The TorStar's Haroon Siddiqui warns Canadians about dropping our vigilance (Syria? Iran?):
The probe into Libby and Rove will mean something only if it serves as the start of a process of holding this administration fully accountable for the deaths of 2,000 Americans and between 30,000 and 100,000 Iraqis, and the torture of hundreds in American detention centres. The people who gave us Iraq are now targeting Syria and Iran, and are likely to get more belligerent in the days ahead to divert attention from their mounting domestic woes. Canadians need to be alert to the possibility that Stephen Harper and other local chicken hawks, who wanted Canada to go to war in Iraq, may now want us to do Bush's bidding in his new ventures abroad. [...]

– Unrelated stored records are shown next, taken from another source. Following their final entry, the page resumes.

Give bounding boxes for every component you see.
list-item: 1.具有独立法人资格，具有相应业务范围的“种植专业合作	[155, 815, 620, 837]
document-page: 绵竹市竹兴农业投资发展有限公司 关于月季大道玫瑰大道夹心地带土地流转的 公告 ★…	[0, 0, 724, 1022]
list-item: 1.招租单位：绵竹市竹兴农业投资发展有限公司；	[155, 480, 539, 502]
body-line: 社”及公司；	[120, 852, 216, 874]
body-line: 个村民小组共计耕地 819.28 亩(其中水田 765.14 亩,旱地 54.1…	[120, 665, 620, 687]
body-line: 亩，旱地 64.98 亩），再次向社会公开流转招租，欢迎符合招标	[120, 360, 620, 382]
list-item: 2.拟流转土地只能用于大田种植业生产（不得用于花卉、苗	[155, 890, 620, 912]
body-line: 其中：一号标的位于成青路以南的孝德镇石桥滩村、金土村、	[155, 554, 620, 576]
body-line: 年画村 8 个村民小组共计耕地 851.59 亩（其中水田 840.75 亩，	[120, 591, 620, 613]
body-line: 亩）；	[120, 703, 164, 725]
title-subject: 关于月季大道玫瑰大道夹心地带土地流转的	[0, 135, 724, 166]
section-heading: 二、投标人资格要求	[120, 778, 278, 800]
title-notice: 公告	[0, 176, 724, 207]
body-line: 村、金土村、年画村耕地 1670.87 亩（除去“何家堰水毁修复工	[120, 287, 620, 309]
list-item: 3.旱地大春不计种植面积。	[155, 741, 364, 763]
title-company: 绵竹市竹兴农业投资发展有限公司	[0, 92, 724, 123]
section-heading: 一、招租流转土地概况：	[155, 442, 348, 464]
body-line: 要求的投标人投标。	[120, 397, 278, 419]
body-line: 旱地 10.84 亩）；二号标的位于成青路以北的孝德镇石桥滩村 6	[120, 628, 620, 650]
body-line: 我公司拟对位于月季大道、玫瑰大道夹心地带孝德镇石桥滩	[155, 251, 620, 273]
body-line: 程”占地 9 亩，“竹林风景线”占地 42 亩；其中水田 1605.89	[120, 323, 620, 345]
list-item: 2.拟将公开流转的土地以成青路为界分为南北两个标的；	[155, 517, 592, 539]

[click "Read on, MacDuff!" to continue reading]

{Siddiqui, continued}
# His diplomatic offensive on Syria/Lebanon is also open to accusations of hypocrisy:
# He wants the Hezbollah militia in Lebanon disbanded, while turning a blind eye to the Kurdish and Shiite militias in Iraq.
He strikes moral poses on Syria but sent detainees to the torture chambers of Damascus, which is how Canadian Maher Arar ended up there. Canadian hands are not clean either. [...] The Bush presidency has been dangerous to the world and to America itself. Canadians need to remain vigilant about its potential fallout on us.
The NYT's Frank Rich remembers a simpler time:
For now, it's conventional wisdom in Washington that the Bush White House's infractions are nowhere near those of the Nixon administration, as David Gergen put it on MSNBC on Friday morning. But Watergate's dirty tricks were mainly prompted by the ruthless desire to crush the political competition at any cost. That's a powerful element in the Bush scandals, too, but this administration has upped the ante by playing dirty tricks with war. Back on July 6, 2003, when the American casualty toll in Iraq stood at 169 and Mr. Wilson had just published his fateful Op-Ed, Robert Novak, yet to write his column outing Mr. Wilson's wife, declared that "weapons of mass destruction or uranium from Niger" were "little elitist issues that don't bother most of the people." That's what Nixon administration defenders first said about the "third-rate burglary" at Watergate, too.
Former UN Weapons Inspector, Scott Ritter: Indicting America [see also: Seymour Hersh interviews Ritter about his new book, "Iraq Confidential"]:
The lies of Cheney, Libby and the Bush administration regarding Iraqi WMD did not take place in a vacuum. Congressional checks and balances, especially in the form of relevant oversight committees, were non-existent; the few hearings held served as little more than sham hearings designed to amplify a case for war that was accepted at face value, without question, despite the fact that all involved knew the supporting evidence was either non-existent or paper-thin.
The fourth estate was likewise reduced to little more than a propagandistic extension of the White House and Pentagon, losing any claim to journalistic integrity through its slavish parroting, without question, of anything that painted Saddam Hussein's regime in a negative light, especially when it came to the issue of retained WMD. At the receiving end of this tangled web of lies and incompetence are the American people.